Names of places in Alsace are sometimes described as unpronounceable for French people. Most names have a Germanic root and sound pretty exotic for French speakers. I recommend taking a regional train and listening to the voice announcing the Alsatian stations with a very French pronunciation, quite a funny experience. A recent trip on the train made me think about the similarity of suffixes in Alsatian place names and I was interested to know how many places actually end on “-heim”, “-willer” and so on.
This post uses data from a scraped Wikipedia table from another post. It contains information on communes in the département Bas-Rhin. Here, we only need the names of the places. We start by loading packages, data and pulling out the column we are interested in.
First thing to clean up is possible extensions of the place names, such as river names (e.g. -sur-Zorn or -les-Bains).

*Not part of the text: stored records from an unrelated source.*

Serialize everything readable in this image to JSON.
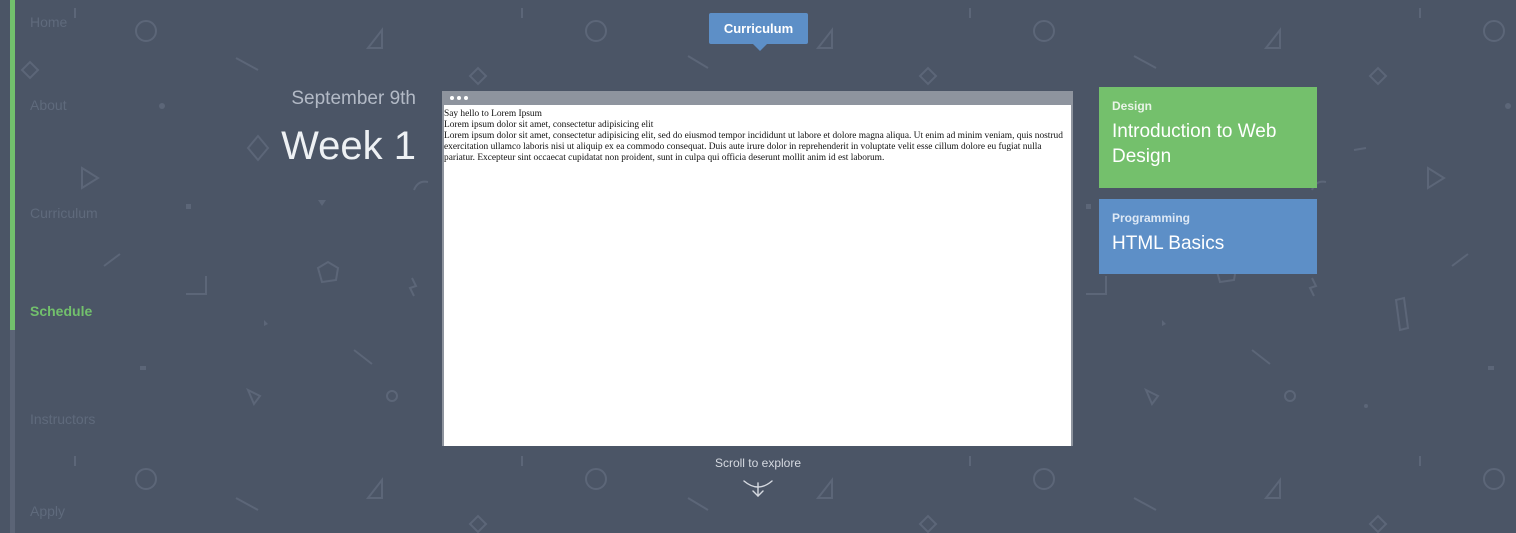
{
  "nav": {
    "items": [
      {
        "label": "Home",
        "active": false
      },
      {
        "label": "About",
        "active": false
      },
      {
        "label": "Curriculum",
        "active": false
      },
      {
        "label": "Schedule",
        "active": true
      },
      {
        "label": "Instructors",
        "active": false
      },
      {
        "label": "Apply",
        "active": false
      }
    ]
  },
  "header": {
    "tab_label": "Curriculum"
  },
  "schedule": {
    "date": "September 9th",
    "week": "Week 1"
  },
  "browser": {
    "line1": "Say hello to Lorem Ipsum",
    "line2": "Lorem ipsum dolor sit amet, consectetur adipisicing elit",
    "paragraph": "Lorem ipsum dolor sit amet, consectetur adipisicing elit, sed do eiusmod tempor incididunt ut labore et dolore magna aliqua. Ut enim ad minim veniam, quis nostrud exercitation ullamco laboris nisi ut aliquip ex ea commodo consequat. Duis aute irure dolor in reprehenderit in voluptate velit esse cillum dolore eu fugiat nulla pariatur. Excepteur sint occaecat cupidatat non proident, sunt in culpa qui officia deserunt mollit anim id est laborum."
  },
  "cards": [
    {
      "category": "Design",
      "title": "Introduction to Web Design"
    },
    {
      "category": "Programming",
      "title": "HTML Basics"
    }
  ],
  "footer": {
    "scroll_hint": "Scroll to explore"
  },
  "colors": {
    "background": "#4b5566",
    "green": "#74c06c",
    "blue": "#5d8fc7",
    "nav_text": "#5f6a7c"
  },
  "icons": [
    "window-dots-icon",
    "scroll-down-arrow-icon"
  ]
}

As we are interested in the suffixes of the place names, we need a method to split the strings
into syllables. We will use the method hyphen() from the sylly package that
takes vectors of character strings and applies an hyphenation algorithm to each word
(the algorithm was originally developed for automatic word hyphenation in LaTeX).
The algorithm needs a set of hyphenation patterns which are provided in dictionaries
for different languages. Let’s try out the French (Alsace is in France!) and German
(Alsatian is a German dialect) dictionaries for the place names.
There are 255 names split in the same way, 258 differently. Indeed, the choice of the dictionary affects the outcomes. After manually inspecting the differences, I opt for the German dictionary
because it splits syllables better than the French one for the names under study
(e.g. -heim vs. -sheim, e.g. -wil-ler vs. -swiller).
However, there are still some manual corrections necessary, for example reuniting some syllables (like -wil and -ler) to get the correct suffixes.
Now we are ready to extract the suffix and count their appearences.
By far, the most common suffix in place names in Bas-Rhin is “-heim” (cf. also the graph below). More than a third of all the communes have this suffix. Other common suffixes are “-willer” (12%), “-bach” (7%), and “-dorf” (4%). As a last piece, here’s a bar chart visualizing this information.
This analysis was limited to places in the département Bas-Rhin, but I might extend it to the second Alsatian département Haut-Rhin in the near future.